Protecting Agriculture Workers During the Coronavirus Pandemic
Every industry faces unique challenges when it comes to protecting their workers as COVID-19 makes an impact around the world. Employees on farms, ranches, and other agriculture production worksites are considered to be essential, but the agricultural sector especially faces difficulties; by the of nature operations, it can be hard to implement social distancing, and tools and equipment are frequently shared. On top of this, many agriculture workers live in shared housing and use the same transportation vehicles to get to work. While there’s no evidence that crops or products are sources of infection, close contact with coworkers contributes to the spread of coronavirus among agriculture workers.

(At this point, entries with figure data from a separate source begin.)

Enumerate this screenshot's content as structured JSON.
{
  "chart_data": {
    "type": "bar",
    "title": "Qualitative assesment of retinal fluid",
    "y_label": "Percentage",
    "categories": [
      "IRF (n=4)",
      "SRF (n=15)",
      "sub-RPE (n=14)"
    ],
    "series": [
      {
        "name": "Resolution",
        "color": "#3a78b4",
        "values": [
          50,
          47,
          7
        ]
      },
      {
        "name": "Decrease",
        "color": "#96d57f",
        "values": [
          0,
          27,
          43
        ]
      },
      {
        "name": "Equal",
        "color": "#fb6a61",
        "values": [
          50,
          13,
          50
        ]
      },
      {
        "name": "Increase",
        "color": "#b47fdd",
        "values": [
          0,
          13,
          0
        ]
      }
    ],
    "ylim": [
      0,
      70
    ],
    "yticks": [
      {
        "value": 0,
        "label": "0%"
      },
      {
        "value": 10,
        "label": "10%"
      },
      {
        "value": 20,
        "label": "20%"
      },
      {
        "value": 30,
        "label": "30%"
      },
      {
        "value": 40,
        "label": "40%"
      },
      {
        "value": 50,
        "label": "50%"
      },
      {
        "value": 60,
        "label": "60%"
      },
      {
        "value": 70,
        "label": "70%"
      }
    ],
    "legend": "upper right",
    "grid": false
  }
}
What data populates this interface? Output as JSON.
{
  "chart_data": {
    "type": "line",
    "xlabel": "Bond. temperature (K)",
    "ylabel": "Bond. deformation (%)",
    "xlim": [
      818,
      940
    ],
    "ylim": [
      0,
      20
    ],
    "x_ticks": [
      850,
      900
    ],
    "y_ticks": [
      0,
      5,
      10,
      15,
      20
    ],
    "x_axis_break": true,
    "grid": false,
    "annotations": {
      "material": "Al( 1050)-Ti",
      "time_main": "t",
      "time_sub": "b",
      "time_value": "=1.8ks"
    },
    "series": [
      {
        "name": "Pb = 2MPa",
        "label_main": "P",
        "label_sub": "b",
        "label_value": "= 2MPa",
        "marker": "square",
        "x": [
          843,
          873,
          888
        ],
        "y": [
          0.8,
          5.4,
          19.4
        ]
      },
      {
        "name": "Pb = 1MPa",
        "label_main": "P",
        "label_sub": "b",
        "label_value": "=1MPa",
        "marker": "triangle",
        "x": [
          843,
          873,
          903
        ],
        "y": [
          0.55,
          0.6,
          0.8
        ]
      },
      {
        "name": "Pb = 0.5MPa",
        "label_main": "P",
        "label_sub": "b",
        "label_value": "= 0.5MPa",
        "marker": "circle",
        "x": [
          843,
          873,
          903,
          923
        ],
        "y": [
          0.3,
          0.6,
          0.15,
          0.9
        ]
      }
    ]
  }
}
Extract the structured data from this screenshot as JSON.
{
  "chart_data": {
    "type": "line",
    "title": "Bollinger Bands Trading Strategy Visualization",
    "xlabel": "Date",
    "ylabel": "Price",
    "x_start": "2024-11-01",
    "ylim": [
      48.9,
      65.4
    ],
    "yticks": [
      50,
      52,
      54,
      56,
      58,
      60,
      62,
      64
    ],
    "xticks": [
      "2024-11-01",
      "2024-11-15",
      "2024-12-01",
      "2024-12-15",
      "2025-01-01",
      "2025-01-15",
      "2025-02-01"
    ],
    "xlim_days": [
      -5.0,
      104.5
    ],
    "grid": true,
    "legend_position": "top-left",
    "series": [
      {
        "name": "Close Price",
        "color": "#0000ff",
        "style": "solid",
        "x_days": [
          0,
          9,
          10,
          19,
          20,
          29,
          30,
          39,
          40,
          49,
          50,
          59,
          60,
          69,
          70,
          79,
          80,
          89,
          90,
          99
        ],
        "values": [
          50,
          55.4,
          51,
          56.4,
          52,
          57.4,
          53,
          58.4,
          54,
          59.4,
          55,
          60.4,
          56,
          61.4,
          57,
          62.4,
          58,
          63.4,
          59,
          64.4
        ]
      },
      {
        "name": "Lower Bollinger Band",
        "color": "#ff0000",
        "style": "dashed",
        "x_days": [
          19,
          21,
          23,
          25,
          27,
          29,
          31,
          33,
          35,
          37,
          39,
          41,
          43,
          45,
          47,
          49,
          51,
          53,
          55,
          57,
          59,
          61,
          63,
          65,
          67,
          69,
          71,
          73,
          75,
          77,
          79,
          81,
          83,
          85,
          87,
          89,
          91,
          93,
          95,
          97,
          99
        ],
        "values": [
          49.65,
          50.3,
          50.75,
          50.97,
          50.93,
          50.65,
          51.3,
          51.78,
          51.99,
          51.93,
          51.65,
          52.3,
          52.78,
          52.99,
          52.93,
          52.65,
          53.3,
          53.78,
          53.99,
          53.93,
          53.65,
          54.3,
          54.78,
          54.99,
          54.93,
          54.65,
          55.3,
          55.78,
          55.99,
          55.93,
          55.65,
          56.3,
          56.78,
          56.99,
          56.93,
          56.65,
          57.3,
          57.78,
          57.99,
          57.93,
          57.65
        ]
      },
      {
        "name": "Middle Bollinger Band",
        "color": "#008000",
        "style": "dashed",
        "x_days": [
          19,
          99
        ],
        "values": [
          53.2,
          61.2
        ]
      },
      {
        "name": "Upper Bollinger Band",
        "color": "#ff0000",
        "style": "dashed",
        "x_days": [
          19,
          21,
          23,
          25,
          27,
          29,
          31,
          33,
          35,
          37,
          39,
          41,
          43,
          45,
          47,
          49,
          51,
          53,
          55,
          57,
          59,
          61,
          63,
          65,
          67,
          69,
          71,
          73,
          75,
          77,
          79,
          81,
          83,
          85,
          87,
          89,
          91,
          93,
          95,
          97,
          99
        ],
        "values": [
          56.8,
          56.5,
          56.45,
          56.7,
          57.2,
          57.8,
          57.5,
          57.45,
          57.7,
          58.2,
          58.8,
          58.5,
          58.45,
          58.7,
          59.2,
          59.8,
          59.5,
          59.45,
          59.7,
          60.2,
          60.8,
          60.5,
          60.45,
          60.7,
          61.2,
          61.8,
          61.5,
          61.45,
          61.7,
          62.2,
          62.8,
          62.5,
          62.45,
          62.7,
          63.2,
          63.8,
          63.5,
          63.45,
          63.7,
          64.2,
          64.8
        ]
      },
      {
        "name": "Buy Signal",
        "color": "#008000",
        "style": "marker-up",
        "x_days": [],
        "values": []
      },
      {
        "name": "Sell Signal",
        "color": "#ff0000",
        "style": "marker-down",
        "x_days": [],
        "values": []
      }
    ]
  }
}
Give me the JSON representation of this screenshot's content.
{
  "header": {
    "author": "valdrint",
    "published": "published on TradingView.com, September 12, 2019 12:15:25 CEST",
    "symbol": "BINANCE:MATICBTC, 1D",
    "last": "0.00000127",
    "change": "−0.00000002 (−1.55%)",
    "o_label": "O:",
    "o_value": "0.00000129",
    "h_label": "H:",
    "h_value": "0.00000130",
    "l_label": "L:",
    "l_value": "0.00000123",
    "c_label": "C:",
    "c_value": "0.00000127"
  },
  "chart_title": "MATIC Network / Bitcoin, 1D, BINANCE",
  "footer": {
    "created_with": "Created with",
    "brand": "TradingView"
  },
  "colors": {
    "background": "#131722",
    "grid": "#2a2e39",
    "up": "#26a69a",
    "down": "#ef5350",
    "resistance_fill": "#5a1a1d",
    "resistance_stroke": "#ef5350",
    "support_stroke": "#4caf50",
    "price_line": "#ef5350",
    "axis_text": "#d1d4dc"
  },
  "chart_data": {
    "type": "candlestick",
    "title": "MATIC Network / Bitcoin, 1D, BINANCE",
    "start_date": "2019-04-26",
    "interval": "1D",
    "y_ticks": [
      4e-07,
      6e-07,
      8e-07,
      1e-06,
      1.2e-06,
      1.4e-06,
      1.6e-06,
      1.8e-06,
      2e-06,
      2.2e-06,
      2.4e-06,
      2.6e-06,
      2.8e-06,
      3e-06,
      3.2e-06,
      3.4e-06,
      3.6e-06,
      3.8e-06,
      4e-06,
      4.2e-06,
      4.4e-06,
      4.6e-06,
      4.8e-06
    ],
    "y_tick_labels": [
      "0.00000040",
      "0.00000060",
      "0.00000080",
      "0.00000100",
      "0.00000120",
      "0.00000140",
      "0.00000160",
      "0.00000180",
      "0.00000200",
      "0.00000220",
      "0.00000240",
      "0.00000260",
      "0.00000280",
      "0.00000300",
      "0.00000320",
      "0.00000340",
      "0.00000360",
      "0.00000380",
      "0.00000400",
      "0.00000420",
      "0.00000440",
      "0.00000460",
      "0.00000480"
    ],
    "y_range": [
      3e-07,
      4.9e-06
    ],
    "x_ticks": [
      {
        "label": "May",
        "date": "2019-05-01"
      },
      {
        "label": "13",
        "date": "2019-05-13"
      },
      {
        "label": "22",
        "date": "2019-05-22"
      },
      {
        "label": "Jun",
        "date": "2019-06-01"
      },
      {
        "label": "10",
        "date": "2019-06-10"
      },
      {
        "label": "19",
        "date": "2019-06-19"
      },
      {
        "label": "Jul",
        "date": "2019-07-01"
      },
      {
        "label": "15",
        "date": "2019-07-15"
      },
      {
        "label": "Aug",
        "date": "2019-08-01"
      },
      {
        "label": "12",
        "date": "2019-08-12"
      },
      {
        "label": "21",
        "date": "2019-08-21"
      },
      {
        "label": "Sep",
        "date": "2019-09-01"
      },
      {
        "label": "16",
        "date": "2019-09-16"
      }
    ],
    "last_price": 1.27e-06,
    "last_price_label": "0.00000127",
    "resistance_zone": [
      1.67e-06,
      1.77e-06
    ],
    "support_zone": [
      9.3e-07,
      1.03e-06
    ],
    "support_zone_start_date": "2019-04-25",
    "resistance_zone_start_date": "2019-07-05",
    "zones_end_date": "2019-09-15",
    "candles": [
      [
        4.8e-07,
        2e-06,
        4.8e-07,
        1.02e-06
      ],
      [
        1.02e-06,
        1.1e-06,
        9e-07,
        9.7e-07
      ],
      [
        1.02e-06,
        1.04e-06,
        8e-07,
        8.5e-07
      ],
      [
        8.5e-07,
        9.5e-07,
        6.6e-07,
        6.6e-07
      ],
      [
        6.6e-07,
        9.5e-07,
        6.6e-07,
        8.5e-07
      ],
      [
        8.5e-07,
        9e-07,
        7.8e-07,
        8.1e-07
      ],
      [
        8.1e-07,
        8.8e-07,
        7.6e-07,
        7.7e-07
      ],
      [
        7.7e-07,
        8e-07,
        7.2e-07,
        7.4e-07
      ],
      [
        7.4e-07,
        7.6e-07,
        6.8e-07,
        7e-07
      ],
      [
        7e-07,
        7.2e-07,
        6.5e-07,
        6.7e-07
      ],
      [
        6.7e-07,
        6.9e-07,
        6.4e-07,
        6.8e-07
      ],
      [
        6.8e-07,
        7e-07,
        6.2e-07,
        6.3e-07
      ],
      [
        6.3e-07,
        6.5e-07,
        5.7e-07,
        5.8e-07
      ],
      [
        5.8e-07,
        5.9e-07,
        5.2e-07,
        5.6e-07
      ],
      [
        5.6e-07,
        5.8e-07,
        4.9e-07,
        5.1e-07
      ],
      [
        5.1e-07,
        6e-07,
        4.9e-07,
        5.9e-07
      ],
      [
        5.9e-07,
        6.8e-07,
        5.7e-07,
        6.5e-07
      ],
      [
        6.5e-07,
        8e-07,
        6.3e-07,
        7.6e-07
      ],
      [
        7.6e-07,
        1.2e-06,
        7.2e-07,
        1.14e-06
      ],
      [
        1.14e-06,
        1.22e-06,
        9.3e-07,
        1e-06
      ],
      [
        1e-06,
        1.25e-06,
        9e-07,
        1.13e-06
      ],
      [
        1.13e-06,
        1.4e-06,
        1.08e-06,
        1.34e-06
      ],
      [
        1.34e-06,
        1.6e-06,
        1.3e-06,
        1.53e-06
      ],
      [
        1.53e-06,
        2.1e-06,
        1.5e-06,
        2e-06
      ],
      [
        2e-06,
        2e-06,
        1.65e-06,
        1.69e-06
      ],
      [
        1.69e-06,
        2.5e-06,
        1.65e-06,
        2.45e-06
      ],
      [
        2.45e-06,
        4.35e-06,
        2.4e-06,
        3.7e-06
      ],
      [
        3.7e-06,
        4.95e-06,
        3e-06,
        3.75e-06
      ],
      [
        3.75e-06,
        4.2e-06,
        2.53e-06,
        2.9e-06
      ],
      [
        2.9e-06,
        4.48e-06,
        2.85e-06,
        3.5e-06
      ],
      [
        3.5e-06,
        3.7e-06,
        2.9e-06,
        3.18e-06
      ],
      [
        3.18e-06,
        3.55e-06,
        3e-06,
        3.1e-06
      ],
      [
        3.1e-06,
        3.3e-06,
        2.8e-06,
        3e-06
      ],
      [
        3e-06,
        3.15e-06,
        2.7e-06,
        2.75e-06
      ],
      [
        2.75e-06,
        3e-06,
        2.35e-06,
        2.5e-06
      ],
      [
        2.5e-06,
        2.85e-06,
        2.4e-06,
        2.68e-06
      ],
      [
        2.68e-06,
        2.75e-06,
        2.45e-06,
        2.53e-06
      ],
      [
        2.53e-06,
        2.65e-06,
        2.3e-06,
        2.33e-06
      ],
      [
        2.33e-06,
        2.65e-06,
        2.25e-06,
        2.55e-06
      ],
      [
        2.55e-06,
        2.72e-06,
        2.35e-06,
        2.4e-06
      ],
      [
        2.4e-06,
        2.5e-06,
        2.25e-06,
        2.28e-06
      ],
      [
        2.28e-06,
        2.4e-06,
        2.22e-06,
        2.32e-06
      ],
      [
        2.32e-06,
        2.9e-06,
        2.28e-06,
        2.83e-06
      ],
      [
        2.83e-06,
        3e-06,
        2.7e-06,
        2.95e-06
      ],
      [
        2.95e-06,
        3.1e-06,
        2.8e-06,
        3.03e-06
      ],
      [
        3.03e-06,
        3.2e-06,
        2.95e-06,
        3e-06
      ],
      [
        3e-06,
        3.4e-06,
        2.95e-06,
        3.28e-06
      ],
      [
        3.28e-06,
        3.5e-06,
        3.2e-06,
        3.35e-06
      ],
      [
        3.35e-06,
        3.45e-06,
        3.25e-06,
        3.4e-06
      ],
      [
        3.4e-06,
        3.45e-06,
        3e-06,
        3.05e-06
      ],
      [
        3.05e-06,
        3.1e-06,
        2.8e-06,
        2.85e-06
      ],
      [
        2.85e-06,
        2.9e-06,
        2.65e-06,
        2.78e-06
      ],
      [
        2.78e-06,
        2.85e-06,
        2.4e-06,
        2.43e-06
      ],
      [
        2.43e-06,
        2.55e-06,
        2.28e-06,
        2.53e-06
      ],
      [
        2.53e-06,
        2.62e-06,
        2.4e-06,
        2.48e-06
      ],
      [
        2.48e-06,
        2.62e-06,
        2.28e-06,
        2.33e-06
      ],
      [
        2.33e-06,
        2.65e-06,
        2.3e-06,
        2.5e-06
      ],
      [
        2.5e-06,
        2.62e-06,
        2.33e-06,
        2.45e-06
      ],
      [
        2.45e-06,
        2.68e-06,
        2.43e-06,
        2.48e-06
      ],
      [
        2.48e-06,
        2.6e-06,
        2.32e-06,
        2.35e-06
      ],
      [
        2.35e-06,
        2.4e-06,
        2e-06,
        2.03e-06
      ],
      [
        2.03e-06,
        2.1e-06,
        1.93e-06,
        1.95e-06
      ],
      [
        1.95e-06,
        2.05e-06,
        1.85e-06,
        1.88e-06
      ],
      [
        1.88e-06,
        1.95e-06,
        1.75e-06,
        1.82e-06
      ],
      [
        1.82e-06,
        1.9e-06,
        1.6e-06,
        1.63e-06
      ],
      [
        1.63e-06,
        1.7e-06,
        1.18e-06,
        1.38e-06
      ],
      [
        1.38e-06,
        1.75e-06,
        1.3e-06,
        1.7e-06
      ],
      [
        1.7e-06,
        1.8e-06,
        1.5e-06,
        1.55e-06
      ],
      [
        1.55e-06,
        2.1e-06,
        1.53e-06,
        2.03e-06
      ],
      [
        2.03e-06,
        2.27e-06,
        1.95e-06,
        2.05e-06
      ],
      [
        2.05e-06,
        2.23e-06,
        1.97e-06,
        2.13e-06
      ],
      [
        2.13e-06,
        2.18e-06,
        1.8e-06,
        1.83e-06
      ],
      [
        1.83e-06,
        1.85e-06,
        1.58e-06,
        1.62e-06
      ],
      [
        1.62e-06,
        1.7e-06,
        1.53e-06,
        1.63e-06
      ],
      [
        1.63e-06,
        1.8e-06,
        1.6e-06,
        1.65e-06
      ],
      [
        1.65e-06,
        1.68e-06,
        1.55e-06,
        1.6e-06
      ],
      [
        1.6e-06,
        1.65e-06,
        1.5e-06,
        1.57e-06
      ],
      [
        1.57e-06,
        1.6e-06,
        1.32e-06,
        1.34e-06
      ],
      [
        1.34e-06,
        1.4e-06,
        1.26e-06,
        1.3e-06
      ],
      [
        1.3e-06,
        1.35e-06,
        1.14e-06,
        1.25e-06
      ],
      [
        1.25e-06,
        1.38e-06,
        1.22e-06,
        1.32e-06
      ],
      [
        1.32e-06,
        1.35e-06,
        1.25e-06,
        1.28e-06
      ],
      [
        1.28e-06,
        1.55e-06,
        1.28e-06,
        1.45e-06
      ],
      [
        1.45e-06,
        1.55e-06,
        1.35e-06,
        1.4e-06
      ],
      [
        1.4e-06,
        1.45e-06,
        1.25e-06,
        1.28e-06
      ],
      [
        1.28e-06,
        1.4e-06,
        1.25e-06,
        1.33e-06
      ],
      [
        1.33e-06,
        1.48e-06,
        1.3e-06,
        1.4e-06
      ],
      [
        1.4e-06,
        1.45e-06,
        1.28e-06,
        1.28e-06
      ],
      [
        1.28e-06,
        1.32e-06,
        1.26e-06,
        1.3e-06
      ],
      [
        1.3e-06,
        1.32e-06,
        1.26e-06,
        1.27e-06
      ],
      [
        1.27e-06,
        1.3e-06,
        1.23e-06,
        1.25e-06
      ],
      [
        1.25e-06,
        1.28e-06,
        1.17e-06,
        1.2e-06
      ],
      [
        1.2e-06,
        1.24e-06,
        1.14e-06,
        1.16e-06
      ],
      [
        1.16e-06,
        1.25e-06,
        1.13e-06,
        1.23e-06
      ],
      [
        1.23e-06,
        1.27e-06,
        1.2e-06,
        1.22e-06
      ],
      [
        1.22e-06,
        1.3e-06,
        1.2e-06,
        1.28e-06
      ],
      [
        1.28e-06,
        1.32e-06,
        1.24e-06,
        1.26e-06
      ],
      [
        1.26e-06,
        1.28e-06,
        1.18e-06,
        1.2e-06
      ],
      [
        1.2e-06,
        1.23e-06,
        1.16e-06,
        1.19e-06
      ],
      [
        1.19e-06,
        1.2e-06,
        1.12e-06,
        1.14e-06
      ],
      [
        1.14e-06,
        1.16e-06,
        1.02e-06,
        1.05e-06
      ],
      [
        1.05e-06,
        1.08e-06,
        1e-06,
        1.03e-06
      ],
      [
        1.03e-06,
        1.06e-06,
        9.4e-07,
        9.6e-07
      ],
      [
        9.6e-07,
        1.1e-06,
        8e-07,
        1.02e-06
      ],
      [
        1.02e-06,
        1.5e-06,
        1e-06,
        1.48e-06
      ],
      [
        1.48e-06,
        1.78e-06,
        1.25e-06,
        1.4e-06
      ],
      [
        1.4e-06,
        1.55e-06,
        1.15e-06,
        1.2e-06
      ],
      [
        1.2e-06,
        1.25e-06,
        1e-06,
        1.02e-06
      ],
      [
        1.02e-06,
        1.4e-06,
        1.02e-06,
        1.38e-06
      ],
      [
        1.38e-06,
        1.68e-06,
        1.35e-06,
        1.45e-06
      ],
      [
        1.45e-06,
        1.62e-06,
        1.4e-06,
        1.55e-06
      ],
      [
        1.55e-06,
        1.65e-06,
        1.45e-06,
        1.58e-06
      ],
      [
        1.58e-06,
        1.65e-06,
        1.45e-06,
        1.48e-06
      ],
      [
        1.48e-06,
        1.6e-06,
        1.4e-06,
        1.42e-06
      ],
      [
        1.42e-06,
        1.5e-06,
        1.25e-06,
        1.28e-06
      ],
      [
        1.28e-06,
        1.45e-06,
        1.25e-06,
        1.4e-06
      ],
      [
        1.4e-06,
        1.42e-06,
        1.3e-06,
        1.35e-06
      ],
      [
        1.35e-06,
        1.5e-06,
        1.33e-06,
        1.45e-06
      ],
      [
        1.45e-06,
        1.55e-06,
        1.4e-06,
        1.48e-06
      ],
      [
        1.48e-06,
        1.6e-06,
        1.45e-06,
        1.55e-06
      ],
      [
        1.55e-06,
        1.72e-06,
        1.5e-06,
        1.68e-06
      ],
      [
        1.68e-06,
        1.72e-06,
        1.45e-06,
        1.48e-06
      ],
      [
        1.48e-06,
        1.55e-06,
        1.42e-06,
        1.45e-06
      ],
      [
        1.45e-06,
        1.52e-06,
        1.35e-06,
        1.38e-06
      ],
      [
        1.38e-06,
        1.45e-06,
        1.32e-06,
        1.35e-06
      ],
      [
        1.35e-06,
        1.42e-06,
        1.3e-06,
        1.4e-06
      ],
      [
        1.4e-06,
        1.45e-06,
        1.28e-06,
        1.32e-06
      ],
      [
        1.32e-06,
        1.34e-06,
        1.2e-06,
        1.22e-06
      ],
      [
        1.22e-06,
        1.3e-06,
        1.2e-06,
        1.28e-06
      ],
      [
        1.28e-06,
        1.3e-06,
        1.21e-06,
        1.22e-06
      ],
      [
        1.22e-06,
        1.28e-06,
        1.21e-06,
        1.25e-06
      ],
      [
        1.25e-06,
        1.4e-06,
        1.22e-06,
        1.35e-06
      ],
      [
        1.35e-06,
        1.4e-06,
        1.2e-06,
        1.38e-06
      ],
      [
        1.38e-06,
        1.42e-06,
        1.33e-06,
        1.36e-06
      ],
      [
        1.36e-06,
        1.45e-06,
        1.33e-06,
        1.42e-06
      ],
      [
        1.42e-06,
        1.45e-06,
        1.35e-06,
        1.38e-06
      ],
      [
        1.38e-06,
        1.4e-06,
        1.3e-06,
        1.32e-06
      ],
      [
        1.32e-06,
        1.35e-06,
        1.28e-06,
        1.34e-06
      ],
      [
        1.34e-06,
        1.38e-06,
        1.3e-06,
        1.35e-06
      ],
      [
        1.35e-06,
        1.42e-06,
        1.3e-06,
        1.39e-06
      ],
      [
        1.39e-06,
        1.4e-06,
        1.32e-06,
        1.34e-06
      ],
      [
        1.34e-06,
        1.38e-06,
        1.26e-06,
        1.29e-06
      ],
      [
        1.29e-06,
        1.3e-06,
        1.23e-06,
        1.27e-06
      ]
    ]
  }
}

To help prevent and control the transmission of COVID-19 in this industry, OSHA and the CDC have jointly issued guidance on recommended steps to take to protect workers from exposure. There are specific disease management and prevention measures that owners and operators can implement in production worksites so employees stay safe. If you’re in the agriculture industry, you need to follow CDC guidance, as well as recommendations established by local public health officials.
Screening Workers for Symptoms
One of the biggest preventative measures employers may take is to screen agricultural workers for symptoms of the coronavirus before they come onsite—or, ideally, before they get on shared transportation. Workers should be asked, in a language they understand, if they have symptoms such as difficulty breathing, feverishness, or body aches. Temperatures should be checked prior to each shift; anyone who has a fever of 100.4°F or above, or who reports feeling symptoms, should not be allowed onsite.
Encourage symptomatic workers to isolate themselves and contact their healthcare provider. Provide them with information on when it will be safe for them to return to work, along with your return-to-work procedures. Human Resources should also be informed of the illness.
The Challenge to Social Distancing
The agricultural sector is unique in that social distancing is easy to do while employees are completing their daily tasks, but it is not as easy in other circumstances. Recommendations for social distancing include rearranging chairs and tables in break areas to maintain appropriate distance, and installing touch-free time clocks. If touch-free is not an option, you can set up multiple clock-in areas so employees do not gather to clock in and clock out all at once.
Since many agriculture workers share housing and transportation to/from the worksite, employers are finding a solution in grouping workers together so the people who live together also travel together and work together without coming into contact with other groups. This minimizes transmission by reducing the number of different individuals who interact—and, if workers do need to be quarantined if they’re exposed to the virus, this means that only that particular group should quarantine, rather than every single employee.
Cleaning and Sanitation
As with every other industry, agriculture workplaces need to implement protocols for consistent sanitation and disinfection. If workers must share equipment, it’s recommended to sanitize equipment between each use; if that’s not possible, a consistent cleaning regimen needs to be followed (for example, thorough cleaning once every hour). According to OSHA standard 29 CFR 1928.110, farmworkers must have access to hand washing facilities that are equipped with single-use towels, potable water, and soap. These facilities may be either permanent, or temporary.
Easy access to hand washing stations is especially important on sites where there are a large number of workers. By setting up many stations throughout the site, this minimizes the opportunity for crowding at stations. Workers should be encouraged to wash their hands for at least 20 seconds, and if potable water is not possible, hand sanitizer that contains at least 60% alcohol may be provided.
Protecting Essential Agriculture Workers
As we learn more about the novel coronavirus and the respiratory disease it causes, COVID-19, employers in the agriculture industry should stay up to date and work directly with public health officials, as well as occupational safety and health professionals. Workers should be trained on infection prevention, social distancing practices, the symptoms of coronavirus, and what to do if they think they are experiencing symptoms or they believe a coworker is experiencing symptoms.
Agriculture presents unique challenges to keeping workers safe, as it can be difficult to maintain social distancing and many workers live and travel together. OSHA’s guidance aims to help owners and operators prevent the transmission of coronavirus as much as possible. You can adapt OSHA’s recommendations to your unique worksite, and stay updated with local officials as further knowledge and guidance emerges.